If we knew—if we really, really knew—just how genius we were, we’d never doubt or question or over-plan or second-guess ourselves. We’d just let it happen. And happen, it would.
Because, once we get out of the way and take our doubts and concerns with us, the flow of genius just happens.
And the thing is—we’ve all experienced it before. Like when we’re having a really deep conversation with a best friend, and we look at the clock and can’t believe how many hours have passed. And we had so many epiphanies. And it was all soul-nourishing.
We lost track of time. We were so invested in the moment. We forgot to question or doubt ourselves. And genius happened.
My intention is to have every moment of my life be like that deep conversation with a best friend.

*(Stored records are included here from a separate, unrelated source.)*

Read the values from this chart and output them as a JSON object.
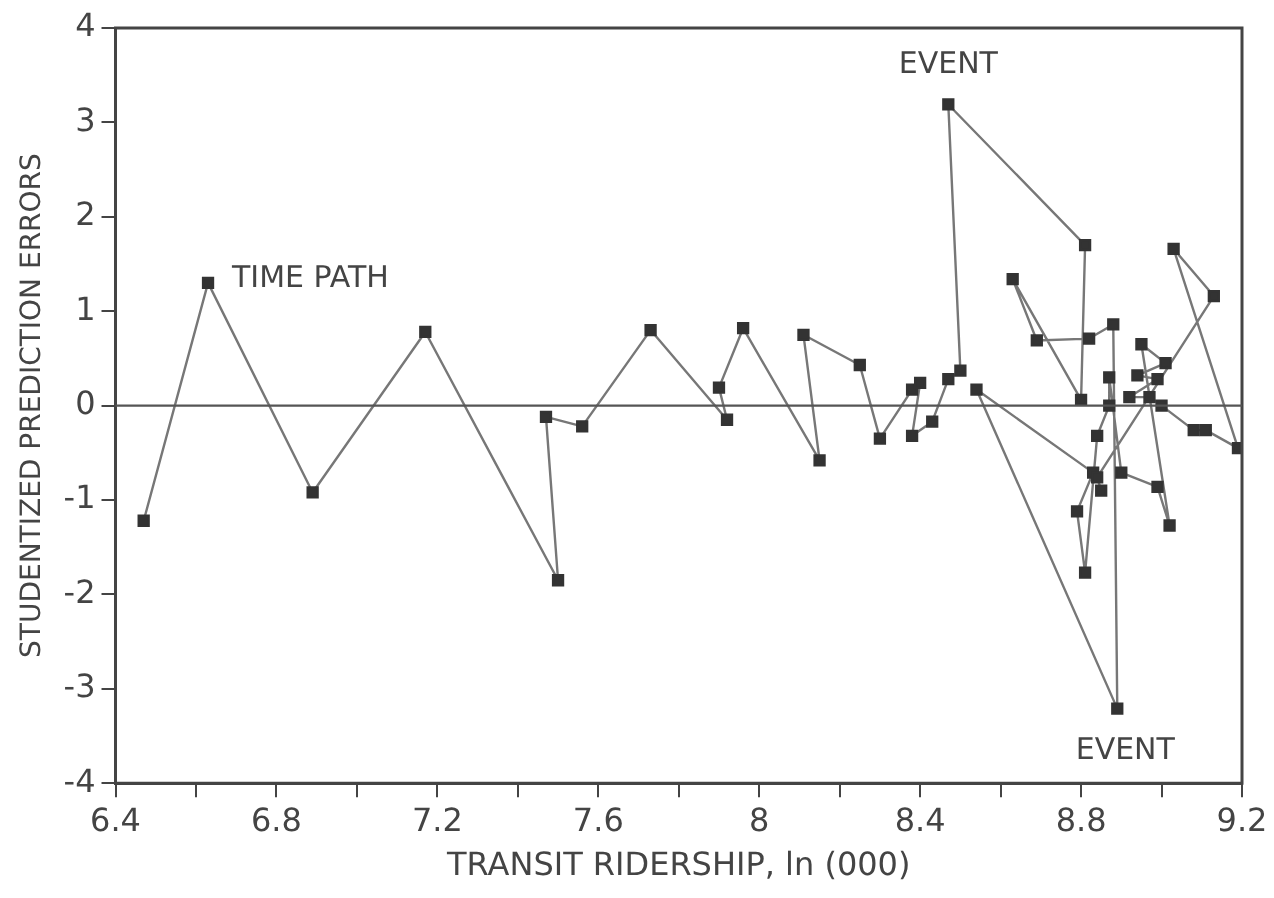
{
  "chart_data": {
    "type": "line",
    "xlabel": "TRANSIT RIDERSHIP, ln (000)",
    "ylabel": "STUDENTIZED PREDICTION ERRORS",
    "x": [
      6.47,
      6.63,
      6.89,
      7.17,
      7.5,
      7.47,
      7.56,
      7.73,
      7.92,
      7.9,
      7.96,
      8.15,
      8.11,
      8.25,
      8.3,
      8.38,
      8.4,
      8.38,
      8.43,
      8.47,
      8.5,
      8.47,
      8.81,
      8.8,
      8.63,
      8.69,
      8.82,
      8.88,
      8.89,
      8.54,
      8.83,
      8.79,
      8.81,
      8.84,
      8.87,
      8.87,
      8.9,
      8.99,
      9.02,
      8.95,
      9.01,
      8.94,
      8.99,
      8.92,
      8.97,
      9.0,
      9.08,
      9.11,
      9.19,
      9.03,
      9.13,
      8.84,
      8.85
    ],
    "series": [
      {
        "color": "#333333",
        "values": [
          -1.22,
          1.3,
          -0.92,
          0.78,
          -1.85,
          -0.12,
          -0.22,
          0.8,
          -0.15,
          0.19,
          0.82,
          -0.58,
          0.75,
          0.43,
          -0.35,
          0.17,
          0.24,
          -0.32,
          -0.17,
          0.28,
          0.37,
          3.19,
          1.7,
          0.06,
          1.34,
          0.69,
          0.71,
          0.86,
          -3.21,
          0.17,
          -0.71,
          -1.12,
          -1.77,
          -0.32,
          0.0,
          0.3,
          -0.71,
          -0.86,
          -1.27,
          0.65,
          0.45,
          0.32,
          0.28,
          0.09,
          0.09,
          0.0,
          -0.26,
          -0.26,
          -0.45,
          1.66,
          1.16,
          -0.76,
          -0.9
        ]
      }
    ],
    "xlim": [
      6.4,
      9.2
    ],
    "xticks": [
      6.4,
      {
        "value": 6.6,
        "label": null
      },
      6.8,
      {
        "value": 7.0,
        "label": null
      },
      7.2,
      {
        "value": 7.4,
        "label": null
      },
      7.6,
      {
        "value": 7.8,
        "label": null
      },
      8,
      {
        "value": 8.2,
        "label": null
      },
      8.4,
      {
        "value": 8.6,
        "label": null
      },
      8.8,
      {
        "value": 9.0,
        "label": null
      },
      9.2
    ],
    "ylim": [
      -4,
      4
    ],
    "yticks": [
      -4,
      -3,
      -2,
      -1,
      0,
      1,
      2,
      3,
      4
    ],
    "ref_lines": [
      {
        "axis": "y",
        "value": 0,
        "color": "#555555"
      }
    ],
    "annotations": [
      {
        "text": "TIME PATH",
        "x": 6.63,
        "y": 1.3
      },
      {
        "text": "EVENT",
        "x": 8.47,
        "y": 3.19
      },
      {
        "text": "EVENT",
        "x": 8.89,
        "y": -3.21
      }
    ],
    "marker": "square",
    "line_style": "solid",
    "grid": false,
    "legend": false
  }
}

Or, at least, as many moments as possible.
Where I’m fully me. Fully present. And I can just trust that what comes forward is perfect and right. Because I’m perfect and right.
I’m not fucked up or broken or wrong. I’m not “too much” or “not enough.” I’m genius.

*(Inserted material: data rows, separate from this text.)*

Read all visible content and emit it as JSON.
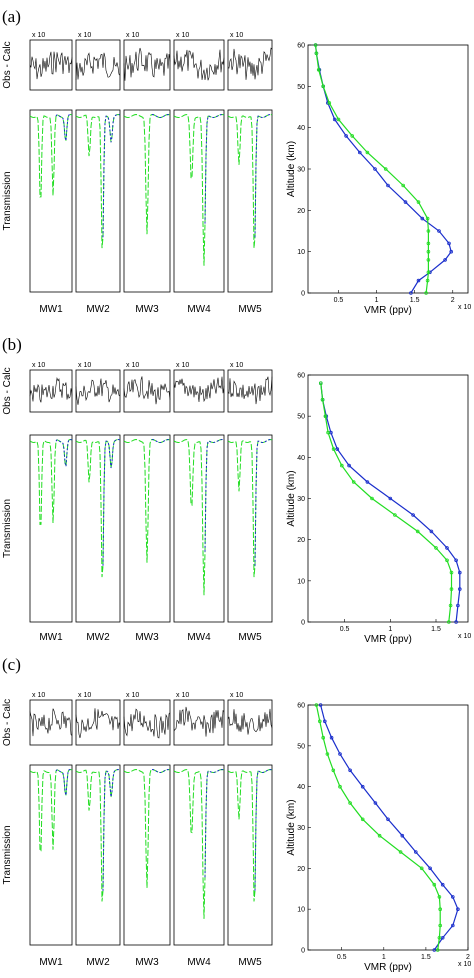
{
  "figure": {
    "colors": {
      "obs": "#22dd22",
      "calc": "#1a2ecc",
      "residual": "#000000",
      "profile_a": "#1a2ecc",
      "profile_b": "#22dd22"
    },
    "panels": [
      {
        "label": "(a)",
        "residual_ylabel": "Obs - Calc",
        "trans_ylabel": "Transmission",
        "mw_labels": [
          "MW1",
          "MW2",
          "MW3",
          "MW4",
          "MW5"
        ],
        "residual_multipliers": [
          "x 10",
          "x 10",
          "x 10",
          "x 10",
          "x 10"
        ],
        "profile": {
          "xlabel": "VMR (ppv)",
          "ylabel": "Altitude (km)",
          "x_multiplier": "x 10"
        }
      },
      {
        "label": "(b)",
        "residual_ylabel": "Obs - Calc",
        "trans_ylabel": "Transmission",
        "mw_labels": [
          "MW1",
          "MW2",
          "MW3",
          "MW4",
          "MW5"
        ],
        "residual_multipliers": [
          "x 10",
          "x 10",
          "x 10",
          "x 10",
          "x 10"
        ],
        "profile": {
          "xlabel": "VMR (ppv)",
          "ylabel": "Altitude (km)",
          "x_multiplier": "x 10"
        }
      },
      {
        "label": "(c)",
        "residual_ylabel": "Obs - Calc",
        "trans_ylabel": "Transmission",
        "mw_labels": [
          "MW1",
          "MW2",
          "MW3",
          "MW4",
          "MW5"
        ],
        "residual_multipliers": [
          "x 10",
          "x 10",
          "x 10",
          "x 10",
          "x 10"
        ],
        "profile": {
          "xlabel": "VMR (ppv)",
          "ylabel": "Altitude (km)",
          "x_multiplier": "x 10"
        }
      }
    ]
  },
  "chart_data": [
    {
      "type": "line",
      "panel": "(a)",
      "title": "",
      "xlabel": "VMR (ppv)",
      "ylabel": "Altitude (km)",
      "xlim": [
        0.1,
        2.2
      ],
      "ylim": [
        0,
        60
      ],
      "xticks": [
        "0.5",
        "1",
        "1.5",
        "2"
      ],
      "yticks": [
        "0",
        "10",
        "20",
        "30",
        "40",
        "50",
        "60"
      ],
      "series": [
        {
          "altitude": [
            0,
            3,
            5,
            8,
            10,
            12,
            15,
            18,
            22,
            26,
            30,
            34,
            38,
            42,
            46,
            50,
            54,
            58,
            60
          ],
          "vmr": [
            1.45,
            1.55,
            1.7,
            1.9,
            1.98,
            1.95,
            1.82,
            1.6,
            1.38,
            1.15,
            0.98,
            0.78,
            0.6,
            0.45,
            0.36,
            0.3,
            0.25,
            0.21,
            0.2
          ]
        },
        {
          "altitude": [
            0,
            3,
            5,
            8,
            10,
            12,
            15,
            18,
            22,
            26,
            30,
            34,
            38,
            42,
            46,
            50,
            54,
            58,
            60
          ],
          "vmr": [
            1.65,
            1.67,
            1.68,
            1.68,
            1.68,
            1.68,
            1.68,
            1.67,
            1.55,
            1.35,
            1.12,
            0.88,
            0.68,
            0.5,
            0.38,
            0.3,
            0.24,
            0.21,
            0.2
          ]
        }
      ]
    },
    {
      "type": "line",
      "panel": "(b)",
      "title": "",
      "xlabel": "VMR (ppv)",
      "ylabel": "Altitude (km)",
      "xlim": [
        0.1,
        1.85
      ],
      "ylim": [
        0,
        60
      ],
      "xticks": [
        "0.5",
        "1",
        "1.5"
      ],
      "yticks": [
        "0",
        "10",
        "20",
        "30",
        "40",
        "50",
        "60"
      ],
      "series": [
        {
          "altitude": [
            0,
            4,
            8,
            12,
            15,
            18,
            22,
            26,
            30,
            34,
            38,
            42,
            46,
            50,
            54,
            58
          ],
          "vmr": [
            1.72,
            1.74,
            1.76,
            1.76,
            1.72,
            1.62,
            1.45,
            1.25,
            1.0,
            0.75,
            0.55,
            0.42,
            0.35,
            0.3,
            0.26,
            0.24
          ]
        },
        {
          "altitude": [
            0,
            4,
            8,
            12,
            15,
            18,
            22,
            26,
            30,
            34,
            38,
            42,
            46,
            50,
            54,
            58
          ],
          "vmr": [
            1.64,
            1.66,
            1.67,
            1.67,
            1.62,
            1.5,
            1.3,
            1.05,
            0.8,
            0.6,
            0.47,
            0.38,
            0.32,
            0.29,
            0.26,
            0.24
          ]
        }
      ]
    },
    {
      "type": "line",
      "panel": "(c)",
      "title": "",
      "xlabel": "VMR (ppv)",
      "ylabel": "Altitude (km)",
      "xlim": [
        0.1,
        2.0
      ],
      "ylim": [
        0,
        60
      ],
      "xticks": [
        "0.5",
        "1",
        "1.5",
        "2"
      ],
      "yticks": [
        "0",
        "10",
        "20",
        "30",
        "40",
        "50",
        "60"
      ],
      "series": [
        {
          "altitude": [
            0,
            3,
            6,
            10,
            13,
            16,
            20,
            24,
            28,
            32,
            36,
            40,
            44,
            48,
            52,
            56,
            60
          ],
          "vmr": [
            1.6,
            1.7,
            1.82,
            1.88,
            1.82,
            1.7,
            1.55,
            1.38,
            1.22,
            1.05,
            0.9,
            0.75,
            0.6,
            0.48,
            0.38,
            0.3,
            0.25
          ]
        },
        {
          "altitude": [
            0,
            3,
            6,
            10,
            13,
            16,
            20,
            24,
            28,
            32,
            36,
            40,
            44,
            48,
            52,
            56,
            60
          ],
          "vmr": [
            1.64,
            1.66,
            1.67,
            1.67,
            1.66,
            1.6,
            1.45,
            1.2,
            0.95,
            0.75,
            0.6,
            0.48,
            0.4,
            0.33,
            0.28,
            0.24,
            0.2
          ]
        }
      ]
    }
  ]
}
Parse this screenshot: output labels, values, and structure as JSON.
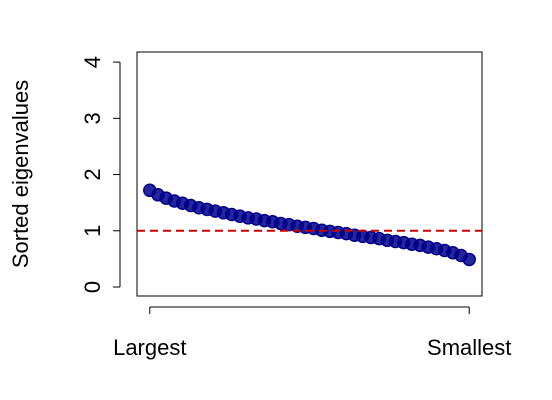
{
  "chart_data": {
    "type": "scatter",
    "ylabel": "Sorted eigenvalues",
    "x": [
      1,
      2,
      3,
      4,
      5,
      6,
      7,
      8,
      9,
      10,
      11,
      12,
      13,
      14,
      15,
      16,
      17,
      18,
      19,
      20,
      21,
      22,
      23,
      24,
      25,
      26,
      27,
      28,
      29,
      30,
      31,
      32,
      33,
      34,
      35,
      36,
      37,
      38,
      39,
      40
    ],
    "series": [
      {
        "color": "#00008b",
        "values": [
          1.72,
          1.64,
          1.58,
          1.53,
          1.49,
          1.45,
          1.41,
          1.38,
          1.35,
          1.32,
          1.29,
          1.26,
          1.23,
          1.21,
          1.18,
          1.16,
          1.13,
          1.11,
          1.08,
          1.06,
          1.04,
          1.01,
          0.99,
          0.97,
          0.95,
          0.92,
          0.9,
          0.88,
          0.86,
          0.83,
          0.81,
          0.79,
          0.76,
          0.74,
          0.71,
          0.68,
          0.65,
          0.61,
          0.56,
          0.49
        ]
      }
    ],
    "xlim": [
      -0.56,
      41.56
    ],
    "xticks": [
      {
        "value": 1,
        "label": "Largest"
      },
      {
        "value": 40,
        "label": "Smallest"
      }
    ],
    "ylim": [
      -0.16,
      4.18
    ],
    "yticks": [
      0,
      1,
      2,
      3,
      4
    ],
    "hline": {
      "value": 1,
      "color": "#cc0000"
    }
  }
}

Every fucking time. I’m genius.
And, sure, some people might not resonate every time. That’s cool. But would a genius doubt their entire being because a few people don’t resonate? How preposterous.
When we know our genius, we don’t question ourselves as much. When we know our genius, we don’t have to try so hard. When we know our genius, we can just let it flow.
It’s like catching a rhythm, a melody, and you just jump right into the flow. And it carries you. Your genius carries you. Because it’s that point of connection to something bigger than yourself.
Listen here, visionary. You are a genius. You are. Period.
You get to have an emotional reaction or emotional freakout to that statement, but it doesn’t make it untrue.
You are a genius.
You’ve seen it with your closest friends. You’ve seen it when you were so invested and doing something you love. You’ve seen it in moments of sheer miracles.
You are a genius.
If you knew that deeply, would you be able to trust yourself?
Questions for Reflection:
*Answer in a journal, in the comments right here, or take it over to the Sacred Branding® Facebook group where we can support one another:
Do you tend to overthink or second-guess yourself?
— Do you spend a lot of time planning out what you’re going to say or write? Do you often second-guess yourself or feel like you need to over-explain yourself?
— Do you not trust that genius will just come out of you, unprompted, if you allow it? Do you worry that what you’re sharing isn’t “good enough” or is maybe “too much” for some people?
— What if you’re a genius? What if genius comes out of you naturally without even trying? What if the only thing you have to do is know and trust that you are a genius, and you will be shocked at where your life takes you?